Per il momento le chiusure restano otto e riguardano gli ospedali di Trani, Triggiano, Terlizzi, Mesagne, San Pietro Vernotico, Grottaglie e Canosa
Ci sono prima di tutto le chiusure. Se il piano di riordino non piace ed è stato bocciato per due volte in commissione Sanità del consiglio regionale pugliese, è anche per via dell'alto numero di ospedali pubblici che chiudono (e chiuderanno) i battenti. Se ne perdono per strada talmente tanti che da qui ai prossimi dieci anni saranno i privati a dominare la sanità in Puglia. Il piano, dicono i critici, sostanzialmente toglie al pubblico per dare al privato. Ci ha pensato Antonio Mazzarella, responsabile della Cgil Medici Puglia, a fare qualche conto: "Nella prima fase, quella da realizzare entro il 2017, avremo 31 ospedali pubblici e 31 privati. Ma nella seconda fase, che si concluderà nel 2025, avremo 21 ospedali pubblici a fronte di 31 strutture accreditate".
Una sproporzione a totale vantaggio delle cliniche private. Per il momento però le chiusure restano otto e riguardano gli ospedali di Trani, Triggiano, Terlizzi, Mesagne, San Pietro Vernotico, Grottaglie e Canosa. Chiusure che arrivano dopo quelle già avviate sei anni fa dalla precedente giunta Vendola, che aveva messo la parola fine su 22 ospedali sparsi in tutta la Puglia. Dunque il punto più critico del piano di riordino messo a punto dal presidente della Regione, Michele Emiliano, e dai suoi direttori dipartimento Salute (Giovanni Gorgoni prima e Giancarlo Ruscitti ora) e approvato dai ministeri della Salute e dell'Economia dopo alcune correzioni, riguarda proprio gli ospedali dismessi o riconvertiti.
"Gli ospedali piccoli sono pericolosi perché non consentono di effettuare volumi di interventi tali da garantire una maggiore qualità e sicurezza nelle cure", è la risposta di chi difende il piano, compreso lo stesso governatore Emiliano. Entro il 2017 però, prevede il piano, sono destinati a chiudere anche molti punti di primo intervento. Si tratta di poliambulatori (presenti all'interno di strutture ospedaliere) in cui lavorano decine di medici e infermieri. Questi rappresentano presidi per i singoli territori, ma risultano sottoutilizzati (nel punto di primo intervento di Minervino Murge si registrano 1.500 accessi all'anno, poco più di tre pazienti al giorno).

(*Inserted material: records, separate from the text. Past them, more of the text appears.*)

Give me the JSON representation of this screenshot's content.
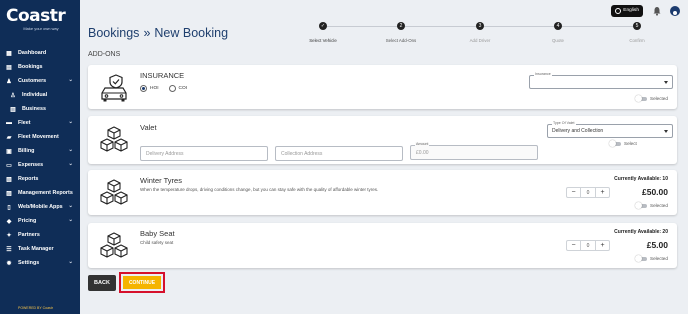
{
  "brand": {
    "logo_text": "Coastr",
    "tagline": "Make your own way",
    "powered_by": "POWERED BY Coastr"
  },
  "sidebar": {
    "items": [
      {
        "label": "Dashboard",
        "icon": "dashboard-icon",
        "chevron": false
      },
      {
        "label": "Bookings",
        "icon": "bookings-icon",
        "chevron": false
      },
      {
        "label": "Customers",
        "icon": "customers-icon",
        "chevron": true
      },
      {
        "label": "Individual",
        "icon": "person-icon",
        "chevron": false,
        "sub": true
      },
      {
        "label": "Business",
        "icon": "building-icon",
        "chevron": false,
        "sub": true
      },
      {
        "label": "Fleet",
        "icon": "car-icon",
        "chevron": true
      },
      {
        "label": "Fleet Movement",
        "icon": "truck-icon",
        "chevron": false
      },
      {
        "label": "Billing",
        "icon": "billing-icon",
        "chevron": true
      },
      {
        "label": "Expenses",
        "icon": "wallet-icon",
        "chevron": true
      },
      {
        "label": "Reports",
        "icon": "reports-icon",
        "chevron": false
      },
      {
        "label": "Management Reports",
        "icon": "chart-icon",
        "chevron": false
      },
      {
        "label": "Web/Mobile Apps",
        "icon": "apps-icon",
        "chevron": true
      },
      {
        "label": "Pricing",
        "icon": "tag-icon",
        "chevron": true
      },
      {
        "label": "Partners",
        "icon": "handshake-icon",
        "chevron": false
      },
      {
        "label": "Task Manager",
        "icon": "tasks-icon",
        "chevron": false
      },
      {
        "label": "Settings",
        "icon": "gear-icon",
        "chevron": true
      }
    ]
  },
  "header": {
    "title_part1": "Bookings",
    "title_sep": "»",
    "title_part2": "New  Booking",
    "language": "English"
  },
  "steps": [
    {
      "label": "Select Vehicle",
      "marker": "✓",
      "state": "done"
    },
    {
      "label": "Select Add-Ons",
      "marker": "2",
      "state": "current"
    },
    {
      "label": "Add Driver",
      "marker": "3",
      "state": "todo"
    },
    {
      "label": "Quote",
      "marker": "4",
      "state": "todo"
    },
    {
      "label": "Confirm",
      "marker": "5",
      "state": "todo"
    }
  ],
  "section_title": "ADD-ONS",
  "insurance": {
    "title": "INSURANCE",
    "options": [
      {
        "label": "HOI",
        "selected": true
      },
      {
        "label": "COI",
        "selected": false
      }
    ],
    "select_label": "Insurance",
    "select_value": "",
    "toggle_label": "Selected"
  },
  "valet": {
    "title": "Valet",
    "type_label": "Type Of Valet",
    "type_value": "Delivery and Collection",
    "toggle_label": "Select",
    "delivery_placeholder": "Delivery Address",
    "collection_placeholder": "Collection Address",
    "amount_label": "Amount",
    "amount_value": "£0.00"
  },
  "winter_tyres": {
    "title": "Winter Tyres",
    "description": "When the temperature drops, driving conditions change, but you can stay safe with the quality of affordable winter tyres.",
    "available": "Currently Available: 10",
    "price": "£50.00",
    "quantity": "0",
    "toggle_label": "Selected"
  },
  "baby_seat": {
    "title": "Baby Seat",
    "description": "Child safety seat",
    "available": "Currently Available: 20",
    "price": "£5.00",
    "quantity": "0",
    "toggle_label": "Selected"
  },
  "actions": {
    "back": "BACK",
    "continue": "CONTINUE"
  },
  "colors": {
    "sidebar": "#0f2d57",
    "title": "#1f3f6e",
    "continue": "#f5b400",
    "highlight": "#d6102b"
  }
}
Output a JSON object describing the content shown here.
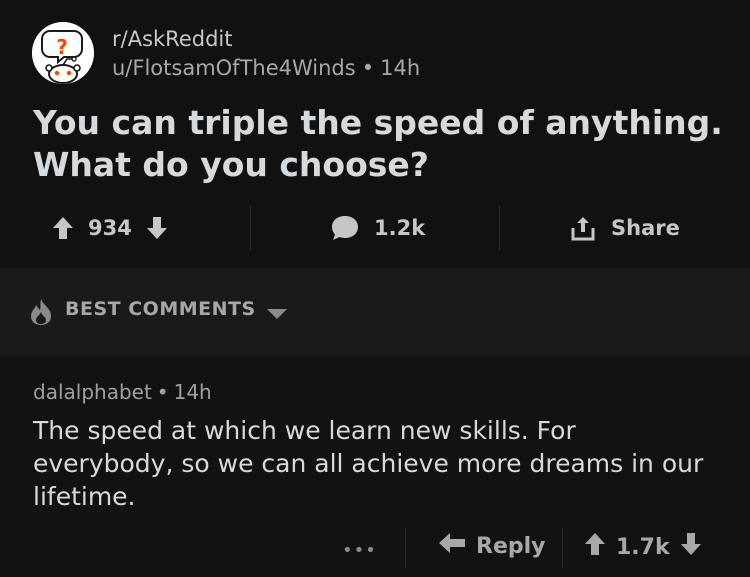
{
  "post": {
    "subreddit": "r/AskReddit",
    "author": "u/FlotsamOfThe4Winds",
    "age": "14h",
    "title": "You can triple the speed of anything. What do you choose?",
    "icon": "askreddit-snoo-icon"
  },
  "actions": {
    "score": "934",
    "comments": "1.2k",
    "share_label": "Share"
  },
  "sort": {
    "label": "BEST COMMENTS"
  },
  "comment": {
    "author": "dalalphabet",
    "age": "14h",
    "body": "The speed at which we learn new skills. For everybody, so we can all achieve more dreams in our lifetime.",
    "more_label": "•••",
    "reply_label": "Reply",
    "score": "1.7k"
  },
  "colors": {
    "background": "#121212",
    "sort_bar": "#1a1a1b",
    "text": "#d7dadc",
    "muted": "#a8a8a8",
    "askreddit_orange": "#ff4500"
  }
}
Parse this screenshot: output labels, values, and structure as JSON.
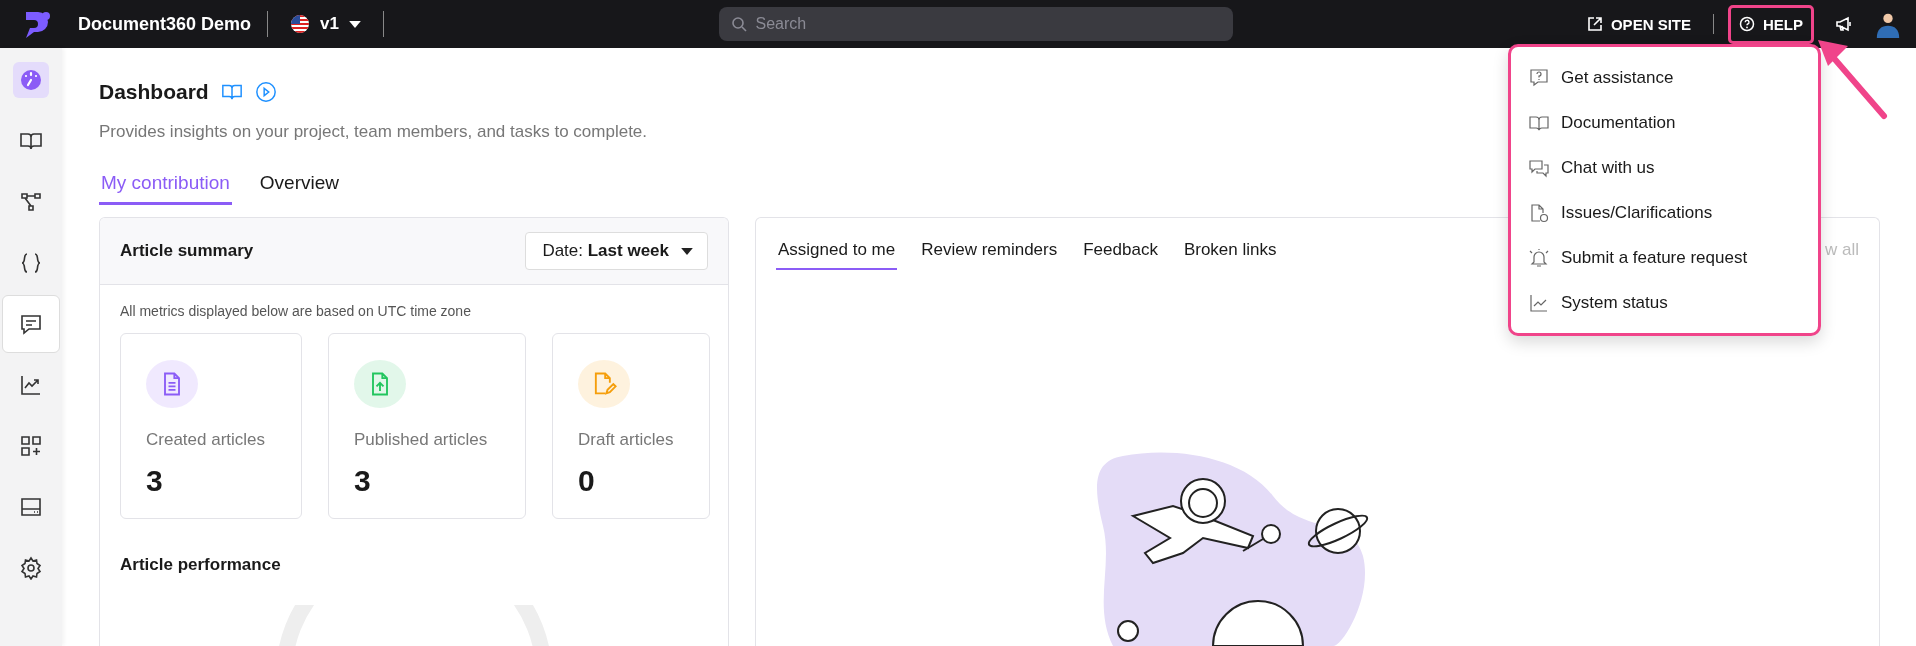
{
  "topbar": {
    "project_name": "Document360 Demo",
    "version": "v1",
    "search_placeholder": "Search",
    "open_site": "OPEN SITE",
    "help": {
      "label": "HELP",
      "highlighted": true
    }
  },
  "sidebar": {
    "items": [
      {
        "kind": "dashboard",
        "selected": true,
        "highlighted": false
      },
      {
        "kind": "book",
        "selected": false,
        "highlighted": false
      },
      {
        "kind": "tree",
        "selected": false,
        "highlighted": false
      },
      {
        "kind": "braces",
        "selected": false,
        "highlighted": false
      },
      {
        "kind": "feedback",
        "selected": false,
        "highlighted": true
      },
      {
        "kind": "analytics",
        "selected": false,
        "highlighted": false
      },
      {
        "kind": "apps",
        "selected": false,
        "highlighted": false
      },
      {
        "kind": "drive",
        "selected": false,
        "highlighted": false
      },
      {
        "kind": "settings",
        "selected": false,
        "highlighted": false
      }
    ]
  },
  "help_menu": {
    "highlighted": true,
    "items": [
      {
        "kind": "question",
        "label": "Get assistance"
      },
      {
        "kind": "book",
        "label": "Documentation"
      },
      {
        "kind": "chat",
        "label": "Chat with us"
      },
      {
        "kind": "issue",
        "label": "Issues/Clarifications"
      },
      {
        "kind": "bell",
        "label": "Submit a feature request"
      },
      {
        "kind": "chart",
        "label": "System status"
      }
    ]
  },
  "page": {
    "title": "Dashboard",
    "subtitle": "Provides insights on your project, team members, and tasks to complete.",
    "tabs": [
      {
        "label": "My contribution",
        "selected": true
      },
      {
        "label": "Overview",
        "selected": false
      }
    ]
  },
  "article_summary": {
    "title": "Article summary",
    "date_filter": {
      "prefix": "Date:",
      "value": "Last week"
    },
    "note": "All metrics displayed below are based on UTC time zone",
    "stats": [
      {
        "kind": "document",
        "label": "Created articles",
        "value": "3",
        "color": "#8b5cf6"
      },
      {
        "kind": "upload",
        "label": "Published articles",
        "value": "3",
        "color": "#22c55e"
      },
      {
        "kind": "edit",
        "label": "Draft articles",
        "value": "0",
        "color": "#f59e0b"
      }
    ],
    "performance_title": "Article performance"
  },
  "tasks": {
    "tabs": [
      {
        "label": "Assigned to me",
        "selected": true
      },
      {
        "label": "Review reminders",
        "selected": false
      },
      {
        "label": "Feedback",
        "selected": false
      },
      {
        "label": "Broken links",
        "selected": false
      }
    ],
    "view_all": "w all"
  }
}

L'obiettivo è farne sparire 24 su 30, cioè quelli che non effettuano più di 6mila interventi l'anno. Gran parte si trovano in provincia di Bari (Polignano a Mare, Mola di Bari, Gioia del Colle e Casamassima, per citarne alcuni), altri in Valle d'Itria, Salento e provincia di Foggia. "Lo prevede il decreto ministeriale 70", è la risposta automatica che arriva dai corridoi della Regione. Il decreto 70 è quel documento cui si devono attenere tutte le Regioni, il regolamento che riorganizza tutta l'assistenza ospedaliera in Italia. Ma spariscono anche moltissimi reparti. Nel territorio di Bari il caso più eclatante è quello della Neurochirurgia dell'ospedale Di Venere. E non si tratta dell'unico caso.
Fra chiusure e accorpamenti, dice chi attacca il piano, non resta molto della sanità pubblica, anche perché nel frattempo non è stata potenziata la sanità territoriale, per questo i pronto soccorso scoppiano e nei periodi intensi a Bari non si trovano posti letto liberi. Alla base delle proteste e della bocciatura del piano, dunque, non ci sono solo motivazioni “localistiche”, come sono state bollate dal Pd regionale. È ancora una volta il sindacato a indicare le cose che non vanno, dalla mancata realizzazione della rete del trauma al rischio che gli ospedali di base e di primo livello non riescano a fare da filtro e evitare che gli ospedali di secondo livello siano intasati dai pazienti, fino al destino del Giovanni XXIII, che dovrebbe essere separato dal Policlinico.
"Con quella bocciatura in commissione viene sconfitto uno stile di governo prima che i contenuti - dice Tommaso Fiore, rappresentante di Sinistra italiana ed ex assessore alla Sanità nella giunta Vendola - La Puglia così com'è non può avere una ulteriore riduzione di posti letto per acuti". Fiore però non risparmia critiche neanche ai sindacati: "Erano partiti bene, ma hanno chiuso un accordo con la Regione che rinvia a tavoli successivi decisioni sulla spesa sanitaria da ridurre e sulle successive assunzioni di personale. Hanno rinunciato alla contrattazione".